One of NOAA's hurricane hunters—a Lockheed WP-3D Orion aircraft named Miss Piggy—lands in Wilmington.
Donna Kain, RENCI at ECU.
An aerial view of overwash and erosion at North Topsail Beach.
Flood waters surround this NC house.
D.A. Harned, USGS.
Several uprooted trees have fallen on this NC home.
Dave Gatley, FEMA News Photo.
At the time, Fran was “one of the most intensely studied hurricanes in history” (Barnes, 175). NOAA’s hurricane hunter aircraft flew 17 missions through the storm collecting valuable weather data. Usually these missions are flown while the hurricane is still over the ocean, but Fran was the first storm to be flown through while it was over land. (USA Today reporter Jack Williams was on one of those flights and tells about his experience here.) Fran was also the first time scientists were able to deploy weather buoys in the water ahead of the storm, a practice that is now common.

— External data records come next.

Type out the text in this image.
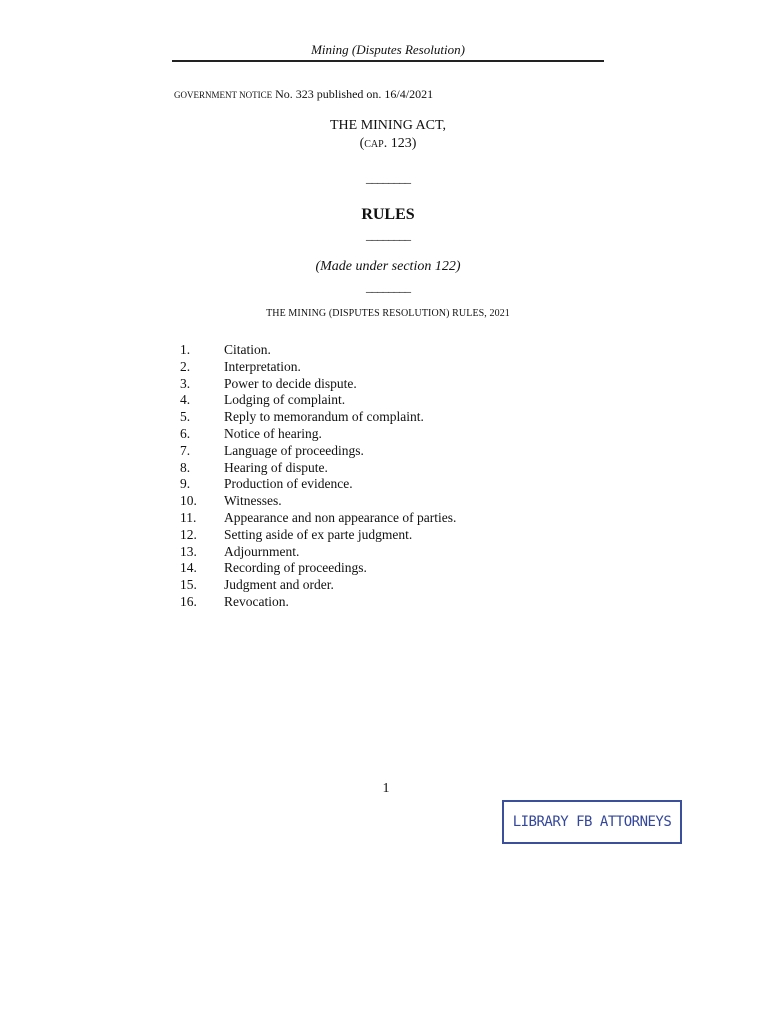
Mining (Disputes Resolution)
GOVERNMENT NOTICE No. 323 published on. 16/4/2021
THE MINING ACT,
(CAP. 123)
________
RULES
________
(Made under section 122)
________
THE MINING (DISPUTES RESOLUTION) RULES, 2021
1.	Citation.
2.	Interpretation.
3.	Power to decide dispute.
4.	Lodging of complaint.
5.	Reply to memorandum of complaint.
6.	Notice of hearing.
7.	Language of proceedings.
8.	Hearing of dispute.
9.	Production of evidence.
10. Witnesses.
11. Appearance and non appearance of parties.
12. Setting aside of ex parte judgment.
13. Adjournment.
14. Recording of proceedings.
15. Judgment and order.
16. Revocation.
1
LIBRARY FB ATTORNEYS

All these instruments confirmed that Fran was a powerful storm. Wind gusts over 120 miles per hour were reported in Frying Pan Shoals and Figure Eight Island, and sustained winds ranged from 90 to 115 miles per hour. Though Fran was less intense than either Hugo or Andrew, it was twice their size. Thus Fran remained strong even after making landfall, and hurricane-strength winds were felt as far inland as Durham. These powerful winds likely spawned tornados, but this is unconfirmed since it would have been difficult to distinguish a tornado’s narrow path of destruction from the widespread general destruction already caused by the hurricane itself.

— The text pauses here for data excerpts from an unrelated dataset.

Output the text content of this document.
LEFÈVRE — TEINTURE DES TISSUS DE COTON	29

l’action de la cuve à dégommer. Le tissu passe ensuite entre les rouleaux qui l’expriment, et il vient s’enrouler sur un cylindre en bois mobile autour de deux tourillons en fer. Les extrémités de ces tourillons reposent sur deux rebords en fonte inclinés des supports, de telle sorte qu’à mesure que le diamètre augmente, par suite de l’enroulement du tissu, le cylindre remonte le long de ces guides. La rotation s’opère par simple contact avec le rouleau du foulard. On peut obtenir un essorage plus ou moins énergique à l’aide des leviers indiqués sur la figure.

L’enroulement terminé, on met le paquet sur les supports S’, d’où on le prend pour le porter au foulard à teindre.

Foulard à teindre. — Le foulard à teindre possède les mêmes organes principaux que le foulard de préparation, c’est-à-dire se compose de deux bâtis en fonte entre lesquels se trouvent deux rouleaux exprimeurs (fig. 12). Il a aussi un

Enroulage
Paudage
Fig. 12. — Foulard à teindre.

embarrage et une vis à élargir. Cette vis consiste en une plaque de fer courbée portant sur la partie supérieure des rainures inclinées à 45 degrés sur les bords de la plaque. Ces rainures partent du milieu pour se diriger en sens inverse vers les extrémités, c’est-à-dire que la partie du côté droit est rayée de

Those living on the beaches were vulnerable also to Fran’s storm surge. At Wrightsville Beach, Fran’s storm surge was equal to Hurricane Hazel’s in 1954. Carolina Beach was six feet underwater and houses were filled with several feet of sand. Heavy beach erosion also affected Emerald Isle and Figure Eight Island where Hurricane Bertha had destroyed many sand dunes just one month before Fran.

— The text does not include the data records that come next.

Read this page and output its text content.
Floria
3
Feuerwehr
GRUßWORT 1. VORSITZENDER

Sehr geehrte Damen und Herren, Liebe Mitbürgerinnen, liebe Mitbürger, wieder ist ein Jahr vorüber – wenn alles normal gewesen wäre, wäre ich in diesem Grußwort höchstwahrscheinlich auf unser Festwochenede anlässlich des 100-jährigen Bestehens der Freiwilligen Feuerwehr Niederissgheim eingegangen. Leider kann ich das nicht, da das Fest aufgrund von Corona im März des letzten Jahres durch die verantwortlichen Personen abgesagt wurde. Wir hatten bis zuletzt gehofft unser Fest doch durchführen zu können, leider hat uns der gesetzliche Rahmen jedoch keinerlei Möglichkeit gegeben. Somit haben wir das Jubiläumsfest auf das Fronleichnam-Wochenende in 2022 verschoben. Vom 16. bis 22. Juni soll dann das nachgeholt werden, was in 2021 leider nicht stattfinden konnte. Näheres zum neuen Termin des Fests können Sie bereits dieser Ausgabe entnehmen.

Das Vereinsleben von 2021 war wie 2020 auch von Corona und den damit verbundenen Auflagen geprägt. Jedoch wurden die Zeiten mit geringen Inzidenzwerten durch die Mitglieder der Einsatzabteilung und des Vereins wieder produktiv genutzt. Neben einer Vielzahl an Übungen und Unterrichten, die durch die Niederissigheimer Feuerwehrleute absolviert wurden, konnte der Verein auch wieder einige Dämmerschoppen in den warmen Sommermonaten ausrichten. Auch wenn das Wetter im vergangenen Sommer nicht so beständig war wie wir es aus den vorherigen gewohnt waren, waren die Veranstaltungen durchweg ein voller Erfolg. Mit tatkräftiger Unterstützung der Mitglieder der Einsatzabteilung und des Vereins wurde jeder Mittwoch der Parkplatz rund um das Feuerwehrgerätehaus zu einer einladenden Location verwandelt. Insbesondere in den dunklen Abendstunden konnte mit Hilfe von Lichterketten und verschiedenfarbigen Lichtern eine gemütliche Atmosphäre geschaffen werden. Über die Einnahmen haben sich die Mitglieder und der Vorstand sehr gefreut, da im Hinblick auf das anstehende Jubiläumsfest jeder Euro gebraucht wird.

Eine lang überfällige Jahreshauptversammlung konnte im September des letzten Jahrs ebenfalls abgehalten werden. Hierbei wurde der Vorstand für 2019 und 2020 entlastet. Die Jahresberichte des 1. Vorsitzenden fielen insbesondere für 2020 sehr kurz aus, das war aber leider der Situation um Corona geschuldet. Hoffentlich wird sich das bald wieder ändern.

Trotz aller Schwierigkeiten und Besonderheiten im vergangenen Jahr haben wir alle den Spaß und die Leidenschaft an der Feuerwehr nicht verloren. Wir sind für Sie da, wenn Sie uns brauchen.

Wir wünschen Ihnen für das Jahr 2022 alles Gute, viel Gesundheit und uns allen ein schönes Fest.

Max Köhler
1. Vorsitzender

On Topsail Island, hundreds of old car tires had been used to build an artificial reef five miles offshore, but Fran had destroyed the reef and scattered the tires along the beaches. Other debris, from lumber to sewage, also littered the island. A local conservationist called it an ecological disaster.
Winds weren’t the only element of Fran that reached inland. As Fran moved over Raleigh, it began to collapse and dumped 9 inches of rain in the area. Crabtree Creek rose 16 feet almost overnight, cresting at 7 feet above flood stage. The resulting flooding caused 15 dams to breach or fail, and raw sewage from a plant in North Durham flooded into Raleigh’s drinking water in Falls Lake.
This lake was already swollen with record levels of water, and the US Army Corp of Engineers worried that its dam would fail. To relieve the pressure on the dam, the Corp increased the water flow through the dam from 150 cubic feet per second to 6,400 cubic feet per second. The dam survived, but the release of water would cause flooding days later in Smithfield, Clayton, and Kinston.
The combination of wind and rain also had a negative impact on North Carolina’s plant life. Forests in Atlantic Beach, Pine Knoll Shores, and Emerald Isle were all weakened by salt spray. This left the trees vulnerable to southern pine beetles that ravaged the forests the following year. Some residents spent more money on tree removal than they did on other hurricane repairs.
Thousands of inland trees also fell to Fran’s fury. The campus of North Carolina State University lost 250 trees alone. In total, 8.2 million acres of forest were damaged by Fran, including 85% of the trees along the coast and 50% of the trees in Raleigh.